Is an ice cream machine really necessary?
For many years we didn’t have an ice cream machine, and I made do with a food processor and the freezer. Constant freezing of the food processor was hard on the plastic, and eventually it cracked under the pressure. So then I tried just freezing a batch of ice cream in a bowl and stirring every 30 minutes or so. That didn’t really work so well either, because the ice cream would turn out all icy and clumpy. Not very ice creamy, which is really the whole point of ice cream.
I eventually lucked out and found an ice cream machine at Gooodwill for next to nothing. We love that thing and use it several times a week. I foresee needing a new one soon in our near future though, and I’ll get this one, which is the newer model. The cover on ours mysteriously ended up with a large crack and a chunk of the plastic missing. Did I mention that plastic doesn’t seem to like me?
Getting the perfect scoop
If you haven’t gotten an ice cream machine yet (which I highly recommend if you love it as much as we do!), then there are a few simple tricks to getting the perfect dairy free ice cream. I just got this new e-book from Jessica over at Delicious Obsessions and she gives all the details on how to achieve the perfect ice cream, even without a machine. As much ice cream as we make, I’m excited to make these few tweaks for an even better dish of the stuff.
There’s a lot more than just ice cream in a bowl in this book though. The Splendid Scoop mixes favorites like creamy vanilla, with intriguing new concoctions like Strawberry Mint Watermelon Slush, Water Kefir Ice Cream Floats and Dark Chocolate Crunch. Oooh, I want that Dark Chocolate crunch one right now. You can check out The Splendid Scoop here.
Cherry vanilla ice cream
Ingredients
- 4 cups full-fat coconut milk we use this one
- 1/3 cup. organic raw cane sugar or coconut sugar (whiz it up in a food processor or coffee grinder to make it extra fine)

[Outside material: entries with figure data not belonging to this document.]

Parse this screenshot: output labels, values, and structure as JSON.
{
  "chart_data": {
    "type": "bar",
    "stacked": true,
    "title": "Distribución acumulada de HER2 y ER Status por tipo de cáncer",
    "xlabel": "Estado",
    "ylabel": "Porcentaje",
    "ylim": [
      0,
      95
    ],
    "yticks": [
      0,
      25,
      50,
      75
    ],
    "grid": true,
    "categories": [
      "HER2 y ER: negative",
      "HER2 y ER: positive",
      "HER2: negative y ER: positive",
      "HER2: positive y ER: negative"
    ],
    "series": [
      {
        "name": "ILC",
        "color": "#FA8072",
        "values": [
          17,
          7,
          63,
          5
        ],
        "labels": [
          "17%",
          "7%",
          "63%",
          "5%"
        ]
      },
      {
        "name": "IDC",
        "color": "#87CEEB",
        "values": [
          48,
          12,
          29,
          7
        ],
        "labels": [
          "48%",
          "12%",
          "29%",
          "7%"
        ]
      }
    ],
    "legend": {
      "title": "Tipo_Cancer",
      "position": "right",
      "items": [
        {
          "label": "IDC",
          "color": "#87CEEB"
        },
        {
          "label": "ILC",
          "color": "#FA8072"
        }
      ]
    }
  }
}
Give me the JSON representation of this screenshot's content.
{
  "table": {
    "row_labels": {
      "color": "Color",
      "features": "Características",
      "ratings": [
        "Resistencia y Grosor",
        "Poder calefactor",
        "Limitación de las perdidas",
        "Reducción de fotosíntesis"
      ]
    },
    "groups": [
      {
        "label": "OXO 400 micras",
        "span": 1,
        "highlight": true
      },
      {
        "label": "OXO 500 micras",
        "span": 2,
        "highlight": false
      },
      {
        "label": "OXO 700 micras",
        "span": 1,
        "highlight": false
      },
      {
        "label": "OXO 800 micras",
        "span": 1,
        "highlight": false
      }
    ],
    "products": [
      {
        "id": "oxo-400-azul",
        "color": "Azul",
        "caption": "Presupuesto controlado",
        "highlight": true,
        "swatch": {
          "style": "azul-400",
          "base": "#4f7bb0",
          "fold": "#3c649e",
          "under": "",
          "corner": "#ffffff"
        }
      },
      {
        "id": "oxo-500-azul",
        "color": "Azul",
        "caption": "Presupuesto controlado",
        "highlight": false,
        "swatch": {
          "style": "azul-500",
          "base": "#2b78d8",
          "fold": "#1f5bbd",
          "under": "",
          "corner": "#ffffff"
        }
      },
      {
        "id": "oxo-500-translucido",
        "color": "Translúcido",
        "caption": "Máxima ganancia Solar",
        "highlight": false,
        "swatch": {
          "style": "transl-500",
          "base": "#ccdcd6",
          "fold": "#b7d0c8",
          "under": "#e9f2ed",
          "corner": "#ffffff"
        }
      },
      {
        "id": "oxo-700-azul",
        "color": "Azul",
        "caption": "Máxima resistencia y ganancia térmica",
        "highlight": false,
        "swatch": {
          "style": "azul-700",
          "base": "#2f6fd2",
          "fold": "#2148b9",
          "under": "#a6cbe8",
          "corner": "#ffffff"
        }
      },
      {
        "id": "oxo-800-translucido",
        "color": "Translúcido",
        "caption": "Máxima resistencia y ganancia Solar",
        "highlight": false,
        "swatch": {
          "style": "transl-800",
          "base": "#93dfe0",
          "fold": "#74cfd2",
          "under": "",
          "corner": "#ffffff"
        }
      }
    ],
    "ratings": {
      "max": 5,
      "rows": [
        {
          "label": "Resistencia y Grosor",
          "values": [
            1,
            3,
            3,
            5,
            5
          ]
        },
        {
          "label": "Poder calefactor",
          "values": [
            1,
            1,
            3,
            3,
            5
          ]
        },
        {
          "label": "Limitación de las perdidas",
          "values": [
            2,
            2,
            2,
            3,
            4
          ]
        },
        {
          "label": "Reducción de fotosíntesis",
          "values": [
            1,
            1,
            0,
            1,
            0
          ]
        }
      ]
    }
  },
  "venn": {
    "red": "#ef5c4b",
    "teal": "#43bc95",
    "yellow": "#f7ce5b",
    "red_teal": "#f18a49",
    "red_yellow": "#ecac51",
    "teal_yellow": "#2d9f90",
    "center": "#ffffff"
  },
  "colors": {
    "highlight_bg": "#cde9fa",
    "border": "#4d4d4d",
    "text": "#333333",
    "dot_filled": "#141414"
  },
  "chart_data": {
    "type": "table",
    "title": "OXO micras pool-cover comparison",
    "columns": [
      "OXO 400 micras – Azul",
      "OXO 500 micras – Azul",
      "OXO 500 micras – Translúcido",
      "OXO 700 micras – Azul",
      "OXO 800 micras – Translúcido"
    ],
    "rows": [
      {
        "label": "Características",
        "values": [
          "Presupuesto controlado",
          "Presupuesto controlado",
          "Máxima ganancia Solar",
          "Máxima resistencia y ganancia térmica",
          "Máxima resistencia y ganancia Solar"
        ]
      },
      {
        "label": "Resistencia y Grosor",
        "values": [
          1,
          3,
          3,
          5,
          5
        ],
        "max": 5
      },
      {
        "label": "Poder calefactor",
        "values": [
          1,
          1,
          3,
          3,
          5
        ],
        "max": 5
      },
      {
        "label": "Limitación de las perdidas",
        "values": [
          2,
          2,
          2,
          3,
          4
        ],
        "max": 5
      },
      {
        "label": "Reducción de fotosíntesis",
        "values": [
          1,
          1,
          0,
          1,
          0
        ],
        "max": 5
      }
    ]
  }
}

- 1 1/2 tsp. vanilla extract OR vanilla bean powder
- 1-2 tbsp. rum, vodka, etc. OR grass-fed gelatin (optional - see note on page 8 of The Splendid Scoop e-book)

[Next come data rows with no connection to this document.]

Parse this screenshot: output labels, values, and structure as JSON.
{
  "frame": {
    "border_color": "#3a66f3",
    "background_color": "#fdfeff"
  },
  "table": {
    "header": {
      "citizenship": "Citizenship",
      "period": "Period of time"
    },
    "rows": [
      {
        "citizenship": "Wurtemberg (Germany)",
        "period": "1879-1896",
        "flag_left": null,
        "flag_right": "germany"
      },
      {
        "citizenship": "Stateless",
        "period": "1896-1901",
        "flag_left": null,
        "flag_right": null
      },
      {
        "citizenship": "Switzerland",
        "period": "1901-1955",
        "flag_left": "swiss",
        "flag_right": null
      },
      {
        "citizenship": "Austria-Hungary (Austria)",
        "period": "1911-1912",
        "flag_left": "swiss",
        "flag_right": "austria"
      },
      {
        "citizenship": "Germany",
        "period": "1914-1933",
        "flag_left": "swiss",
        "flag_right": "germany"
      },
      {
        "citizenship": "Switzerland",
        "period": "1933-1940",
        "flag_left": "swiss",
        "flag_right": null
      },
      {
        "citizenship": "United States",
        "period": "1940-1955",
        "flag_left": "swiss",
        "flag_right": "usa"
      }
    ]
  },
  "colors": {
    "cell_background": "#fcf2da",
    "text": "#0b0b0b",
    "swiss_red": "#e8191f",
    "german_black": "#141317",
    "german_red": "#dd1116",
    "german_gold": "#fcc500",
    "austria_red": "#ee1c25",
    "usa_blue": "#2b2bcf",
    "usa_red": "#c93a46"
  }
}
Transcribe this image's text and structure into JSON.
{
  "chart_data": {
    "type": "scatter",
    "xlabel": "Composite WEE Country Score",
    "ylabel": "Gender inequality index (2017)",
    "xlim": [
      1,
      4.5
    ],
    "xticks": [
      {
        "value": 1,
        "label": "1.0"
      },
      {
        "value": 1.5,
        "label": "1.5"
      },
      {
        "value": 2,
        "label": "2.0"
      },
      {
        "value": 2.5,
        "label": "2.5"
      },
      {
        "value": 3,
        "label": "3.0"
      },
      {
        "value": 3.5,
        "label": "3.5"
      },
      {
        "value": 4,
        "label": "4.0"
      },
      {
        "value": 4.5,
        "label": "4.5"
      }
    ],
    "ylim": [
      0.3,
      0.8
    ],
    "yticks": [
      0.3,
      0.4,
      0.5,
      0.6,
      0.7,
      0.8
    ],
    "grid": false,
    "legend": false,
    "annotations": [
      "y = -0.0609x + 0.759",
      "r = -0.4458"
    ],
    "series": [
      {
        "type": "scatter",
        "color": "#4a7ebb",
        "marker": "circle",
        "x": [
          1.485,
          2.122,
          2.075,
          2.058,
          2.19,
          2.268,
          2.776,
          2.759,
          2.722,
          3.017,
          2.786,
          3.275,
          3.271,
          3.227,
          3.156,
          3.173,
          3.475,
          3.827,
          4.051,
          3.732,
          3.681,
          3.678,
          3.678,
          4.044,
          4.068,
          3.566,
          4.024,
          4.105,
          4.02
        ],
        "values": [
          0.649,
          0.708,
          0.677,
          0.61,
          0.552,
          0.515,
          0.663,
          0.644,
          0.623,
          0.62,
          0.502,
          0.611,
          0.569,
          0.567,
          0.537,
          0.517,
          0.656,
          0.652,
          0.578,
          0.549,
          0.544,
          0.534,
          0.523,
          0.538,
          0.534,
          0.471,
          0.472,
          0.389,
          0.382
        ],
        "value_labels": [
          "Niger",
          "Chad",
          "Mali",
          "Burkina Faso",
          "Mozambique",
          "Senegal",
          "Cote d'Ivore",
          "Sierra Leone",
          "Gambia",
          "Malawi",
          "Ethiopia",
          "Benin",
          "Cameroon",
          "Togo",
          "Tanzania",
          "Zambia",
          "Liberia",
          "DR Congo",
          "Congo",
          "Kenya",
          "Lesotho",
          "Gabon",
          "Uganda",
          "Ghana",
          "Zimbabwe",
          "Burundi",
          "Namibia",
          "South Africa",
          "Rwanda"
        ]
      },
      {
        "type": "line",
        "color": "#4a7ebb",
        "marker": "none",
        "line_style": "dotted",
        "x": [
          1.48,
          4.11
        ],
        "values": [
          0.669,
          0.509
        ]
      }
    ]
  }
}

- 1 1/2 cups fresh cherries, pitted and roughly chopped
Instructions
- Mix all the ingredients together with a hand mixer until thoroughly combined.
- Chill completely, at least 4-6 hours, or overnight.
- Prepare according to your ice cream maker's instructions.
- About halfway through the churning time, add the cherries. That way everything doesn't sink to the bottom.
- No ice cream maker? No problem. Refer to the instructions on page 9 of The Splendid Scoop. Freeze the mixture in a freezer safe bowl and stir every 30 minutes. You'll want to add the cherries once the mixture starts to solidify. That way everything doesn't sink to the bottom. (hint, for the best success without a machine, you'll want to follow the tricks outlined in the book)
I enjoy a great real vanilla or coffee ice cream!
Yes! I discovered coffee ice cream in college and I can’t believe I’d lived without it all those years.
Chocolate ice cream is my absolute favorite. I’m looking forward to trying out the chocolate crunch!
My favorite ice cream flavor is mint chocolate chip! Yum!